Ces clients existent déjà. Les premiers drones DT26 ont été livrés en Afrique en 2019, au Niger. Depuis, Delair a contracté avec la Côte d’Ivoire, le Nigeria, le Tchad, la Mauritanie et le Bénin, principalement pour des missions de surveillance frontalière et d’appui aux opérations antiterroristes. Le DT26 tient 170 minutes en l’air, décolle par catapulte en huit minutes, se pose en tous terrains. Sa baie de charge modulaire accepte des capteurs tiers – thermique, hyperspectral, détection de gaz – ce qui l’a rendu utile aussi pour des groupes énergétiques comme TotalEnergies ou Schlumberger. Pour les missions longue portée, c’est le DT46 qui prend le relais.

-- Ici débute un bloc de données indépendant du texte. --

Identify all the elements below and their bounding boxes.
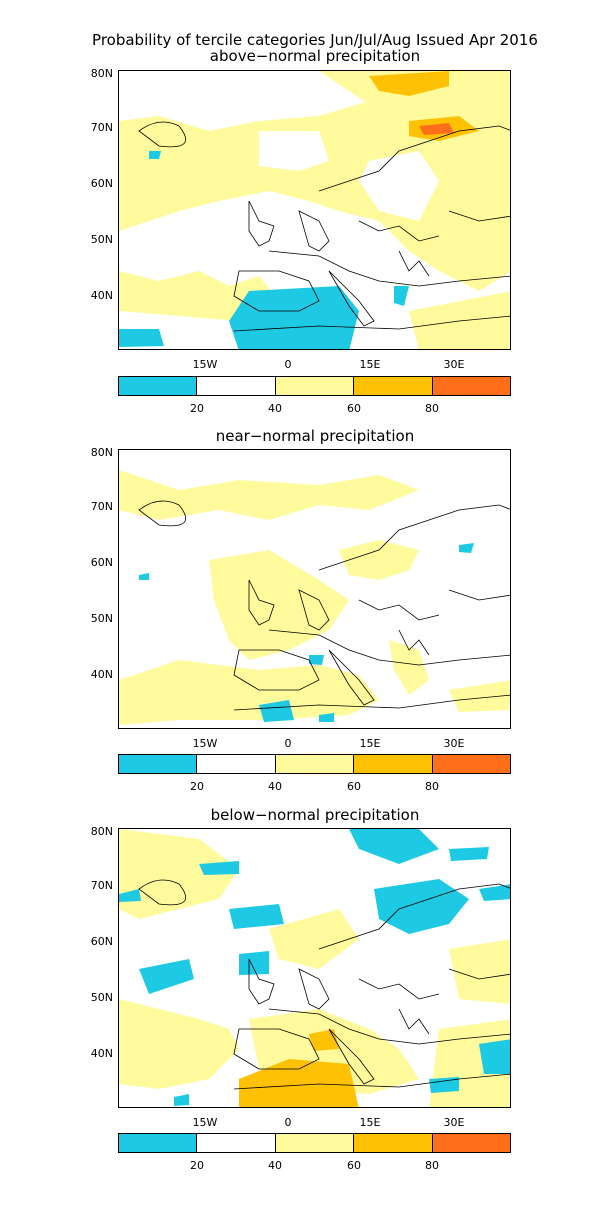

Depuis Rabat, Delair compte aussi développer son activité sous-marine : inspection de coques, déminage, suivi environnemental, via sa filiale marine. Un segment en croissance, qui n’a pas grand-chose à voir avec les drones militaires, mais qui entre dans la même logique : être proche des clients africains pour répondre vite.
75 millions d’euros de chiffre d’affaires visés en 2026, entre 500 millions et un milliard en 2030. L’écart est spectaculaire. L’Afrique, avec ses besoins structurels en surveillance et en sécurité des infrastructures, est l’un des paris sur lesquels repose cette projection.